Pour cette neuvième chronique, au lendemain de l'élimination des Bleus à l'Euro 2012, Dominique Grimault a choisi d'écrire une lettre à Mathieu Valbuena. Le joueur de l'OM, retenu avec l'équipe de France, n'a pas joué la moindre seconde durant ce tournoi européen.
Où seras-tu lorsque cette lettre sera publiée sur notre site préféré ? En vacances, certainement. Qu’elles te soient bonnes et heureuses. Tu sais, c’est fou comme on a pensé à toi ces dernières heures. On te revoit le jour où Laurent Blanc a annoncé sa liste des pré-sélectionnés pour l’Euro. Ton visage était irradié de bonheur, tu avais l'œil qui frisait, et l’on avait reparlé de ton bouquin intitulé : « Le parcours du combattant » dans lequel tu dis et redis combien de batailles, il t’a fallu livrer pour parvenir au niveau qui est le tien aujourd’hui. C’était le mois de mai encore, et Loïc (Rémy) voulait encore croire que sa blessure ne serait pas un obstacle insurmontable. On sait ce qu’il est advenu pour lui. Il serait forfait, mais toi, non.
Dans le groupe définitif, tu serais et tu montrerais à la face du monde, non, n’exagérons pas, à la face du football français, ta détermination, ton envie, ta manière de te dépasser et d’oublier tous ces sifflets qui, triste habitude, descendent des tribunes dans trop de stades en France dès lors que tu y apparais avec tes mollets de coq, et ton attitude de petit guerrier, menton relevé, épaules remontées. Je m’appelle Valbuena, je suis mal taillé, je ne suis pas un prototype du joueur dit moderne, mais je me défonce sur un terrain comme les grands anciens quand ceux-ci, qui, à l’école, avaient appris l’instruction civique, la morale et la conduite- des matières premières - gagnaient mensuellement à peu près cinq fois le SMIC, on disait SMIG à l’époque.

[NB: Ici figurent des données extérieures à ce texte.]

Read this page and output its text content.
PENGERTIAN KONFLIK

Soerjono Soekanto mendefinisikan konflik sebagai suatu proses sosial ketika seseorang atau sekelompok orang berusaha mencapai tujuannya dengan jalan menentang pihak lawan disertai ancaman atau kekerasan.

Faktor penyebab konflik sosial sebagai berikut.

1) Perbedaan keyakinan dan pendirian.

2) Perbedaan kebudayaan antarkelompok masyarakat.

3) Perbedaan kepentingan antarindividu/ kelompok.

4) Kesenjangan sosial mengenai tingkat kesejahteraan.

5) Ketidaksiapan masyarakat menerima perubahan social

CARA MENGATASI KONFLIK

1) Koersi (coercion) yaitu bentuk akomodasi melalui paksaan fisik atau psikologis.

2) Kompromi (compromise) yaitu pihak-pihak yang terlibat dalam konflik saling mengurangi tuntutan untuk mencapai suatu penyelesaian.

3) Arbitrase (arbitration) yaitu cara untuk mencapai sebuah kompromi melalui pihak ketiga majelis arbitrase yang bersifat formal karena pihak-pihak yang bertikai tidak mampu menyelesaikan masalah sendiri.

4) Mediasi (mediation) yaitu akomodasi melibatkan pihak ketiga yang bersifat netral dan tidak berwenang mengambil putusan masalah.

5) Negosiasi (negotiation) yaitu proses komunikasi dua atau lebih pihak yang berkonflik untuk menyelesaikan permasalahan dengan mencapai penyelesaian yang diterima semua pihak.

On ne dit pas ici, cher Mathieu, que tu as une pleine conscience de l’argent que ton métier te rapporte, on prétend simplement que toi, au moins, tu ne le voles pas eu égard aux efforts que tu déploies sur un terrain et à ton refus maladif de la défaite. Avec l’OM cette dernière saison, on t’a vu souvent en colère et il y avait de quoi !
Bref, tu étais aux anges avant cet Euro qui, pour toi, serait prétexte à une espèce de revanche. Un match est passé, puis deux, puis trois. A l’issue de la piteuse sortie des Bleus face à la Suède du grand Zlatan qui a planté un but magistral, on s’était dit que ton heure viendrait, fatalement, que Laurent Blanc serait bien obligé de tenir compte des attitudes de ses joueurs et pas seulement de leur supposé talent individuel et du club que chacun représentait. Mais non. Il a préféré faire confiance à d’autres que toi, qui pourtant avaient précédemment trahi la sienne (sa confiance).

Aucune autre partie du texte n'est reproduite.